In a Web DAPP, take care that some browsers are not compatible (FireFox, ...), and that the Bluetooth is not working in all cases and in all operating systems.

note

The last version of the Ledger Starknet APP (v2.2.1) supports explained V1 (ETH) & V3 (STRK) transactions & deploy accounts. For a class declaration or a message, you will have to blind sign a hash ; sign only hashes from a code that you trust. Do not forget to Enable Blind signing in the APP settings.

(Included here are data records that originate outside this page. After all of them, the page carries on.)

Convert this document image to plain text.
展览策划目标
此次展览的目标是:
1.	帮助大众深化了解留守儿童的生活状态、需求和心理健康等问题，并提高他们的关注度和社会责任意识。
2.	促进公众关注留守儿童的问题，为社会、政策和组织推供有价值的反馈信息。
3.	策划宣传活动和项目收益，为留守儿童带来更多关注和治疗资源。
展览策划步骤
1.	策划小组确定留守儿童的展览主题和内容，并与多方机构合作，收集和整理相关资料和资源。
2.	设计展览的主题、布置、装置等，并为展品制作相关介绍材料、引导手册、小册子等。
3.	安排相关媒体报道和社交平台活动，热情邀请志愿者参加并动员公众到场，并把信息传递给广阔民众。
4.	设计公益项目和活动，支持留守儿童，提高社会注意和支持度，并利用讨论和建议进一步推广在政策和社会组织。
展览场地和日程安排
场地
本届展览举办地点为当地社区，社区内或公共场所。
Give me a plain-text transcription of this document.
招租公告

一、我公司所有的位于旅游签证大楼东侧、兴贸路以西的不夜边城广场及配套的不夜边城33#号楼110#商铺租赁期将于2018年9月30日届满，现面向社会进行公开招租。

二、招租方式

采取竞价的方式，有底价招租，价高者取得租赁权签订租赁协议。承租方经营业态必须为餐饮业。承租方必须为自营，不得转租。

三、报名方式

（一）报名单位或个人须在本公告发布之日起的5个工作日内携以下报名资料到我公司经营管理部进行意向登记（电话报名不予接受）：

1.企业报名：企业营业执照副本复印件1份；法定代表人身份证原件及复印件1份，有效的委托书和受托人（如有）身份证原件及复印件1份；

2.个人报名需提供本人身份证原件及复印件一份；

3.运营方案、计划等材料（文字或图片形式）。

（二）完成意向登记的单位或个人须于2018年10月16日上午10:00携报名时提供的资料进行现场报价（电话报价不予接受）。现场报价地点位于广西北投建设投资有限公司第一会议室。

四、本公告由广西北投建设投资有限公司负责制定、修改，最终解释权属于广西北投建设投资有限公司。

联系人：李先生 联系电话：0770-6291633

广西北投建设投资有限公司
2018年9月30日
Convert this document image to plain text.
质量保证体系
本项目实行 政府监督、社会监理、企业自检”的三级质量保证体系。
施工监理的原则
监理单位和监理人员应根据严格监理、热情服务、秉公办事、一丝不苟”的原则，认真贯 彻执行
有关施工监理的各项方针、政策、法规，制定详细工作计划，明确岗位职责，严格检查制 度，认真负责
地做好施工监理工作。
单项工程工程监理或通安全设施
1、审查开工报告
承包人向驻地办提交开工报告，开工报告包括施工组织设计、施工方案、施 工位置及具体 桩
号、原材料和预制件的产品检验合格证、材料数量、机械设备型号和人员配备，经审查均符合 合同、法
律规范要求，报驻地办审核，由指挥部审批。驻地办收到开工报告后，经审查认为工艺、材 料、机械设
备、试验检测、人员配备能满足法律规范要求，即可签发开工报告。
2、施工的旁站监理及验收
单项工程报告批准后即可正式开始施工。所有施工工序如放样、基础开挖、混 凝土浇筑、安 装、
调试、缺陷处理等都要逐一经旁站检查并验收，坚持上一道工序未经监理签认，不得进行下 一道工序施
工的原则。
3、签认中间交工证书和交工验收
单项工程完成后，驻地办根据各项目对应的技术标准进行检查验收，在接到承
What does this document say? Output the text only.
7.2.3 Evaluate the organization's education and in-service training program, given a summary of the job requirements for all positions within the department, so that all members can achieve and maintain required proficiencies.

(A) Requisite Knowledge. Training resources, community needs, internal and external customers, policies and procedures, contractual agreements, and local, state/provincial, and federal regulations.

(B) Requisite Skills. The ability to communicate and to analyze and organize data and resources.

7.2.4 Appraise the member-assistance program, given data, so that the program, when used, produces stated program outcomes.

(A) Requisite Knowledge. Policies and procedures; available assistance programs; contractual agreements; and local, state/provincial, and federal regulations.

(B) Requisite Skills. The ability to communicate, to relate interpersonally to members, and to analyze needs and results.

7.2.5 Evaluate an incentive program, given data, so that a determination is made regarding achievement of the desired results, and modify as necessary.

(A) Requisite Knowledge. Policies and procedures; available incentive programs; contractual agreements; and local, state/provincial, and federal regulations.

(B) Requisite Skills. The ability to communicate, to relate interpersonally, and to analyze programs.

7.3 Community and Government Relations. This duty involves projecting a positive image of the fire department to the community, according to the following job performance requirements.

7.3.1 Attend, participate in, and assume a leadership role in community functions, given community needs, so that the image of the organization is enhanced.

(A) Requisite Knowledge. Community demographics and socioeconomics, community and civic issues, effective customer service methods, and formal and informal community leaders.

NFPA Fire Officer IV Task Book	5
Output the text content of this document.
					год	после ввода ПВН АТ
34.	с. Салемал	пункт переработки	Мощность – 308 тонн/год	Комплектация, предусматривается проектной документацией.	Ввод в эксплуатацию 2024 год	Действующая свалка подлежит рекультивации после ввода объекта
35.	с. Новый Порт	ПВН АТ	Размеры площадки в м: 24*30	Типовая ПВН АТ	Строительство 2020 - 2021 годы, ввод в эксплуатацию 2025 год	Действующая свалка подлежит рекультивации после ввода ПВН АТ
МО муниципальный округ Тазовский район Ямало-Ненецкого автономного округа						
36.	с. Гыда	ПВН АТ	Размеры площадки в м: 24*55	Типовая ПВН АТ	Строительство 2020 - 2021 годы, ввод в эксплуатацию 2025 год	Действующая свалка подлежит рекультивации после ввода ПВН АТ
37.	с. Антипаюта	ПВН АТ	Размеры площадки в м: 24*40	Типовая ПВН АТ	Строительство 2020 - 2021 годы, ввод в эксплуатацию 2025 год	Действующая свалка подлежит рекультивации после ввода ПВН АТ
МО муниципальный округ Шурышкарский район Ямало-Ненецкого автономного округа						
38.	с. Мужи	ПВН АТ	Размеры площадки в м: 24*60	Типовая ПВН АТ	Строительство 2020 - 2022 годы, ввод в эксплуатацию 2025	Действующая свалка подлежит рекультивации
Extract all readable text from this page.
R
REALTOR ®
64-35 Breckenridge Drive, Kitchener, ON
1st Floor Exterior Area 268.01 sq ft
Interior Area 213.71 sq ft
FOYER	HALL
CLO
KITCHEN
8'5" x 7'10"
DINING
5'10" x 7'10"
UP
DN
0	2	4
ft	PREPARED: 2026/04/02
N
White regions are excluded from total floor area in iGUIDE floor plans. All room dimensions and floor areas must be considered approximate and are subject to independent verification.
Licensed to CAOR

For example, for a Node script :

import TransportNodeHid from '@ledgerhq/hw-transport-node-hid';
const myLedgerTransport: Transport = await TransportNodeHid.create();
const myLedgerSigner = new LedgerSigner221(myLedgerTransport, 0);
const pubK = await myLedgerSigner.getPubKey();
const fullPubK = await myLedgerSigner.getFullPubKey();
// ...
// deploy here an account related to this public key
// ...
const ledgerAccount = new Account(myProvider, ledger0addr, myLedgerSigner);
important

The Ledger shall be connected, unlocked, with the Starknet internal APP activated, before launch of the script.

Some complete examples :
A Node script : here.
A test Web DAPP, to use in devnet-rs network : here.

If you want to read the version of the Ledger Starknet APP :

const resp = await myLedgerTransport.send(Number('0x5a'), 0, 0, 0);
const appVersion = resp[0] + '.' + resp[1] + '.' + resp[2];
console.log('version=', appVersion);
note

You also have in Starknet.js a signer for the old v1.1.1 Ledger Starknet APP.

const myLedgerSigner = new LedgerSigner111(myLedgerTransport, 0);

If you want to use the accounts created with the v1.1.1, using the v2.2.1 :

const myLedgerSigner = new LedgerSigner221(myLedgerTransport, 0, undefined, getLedgerPathBuffer111);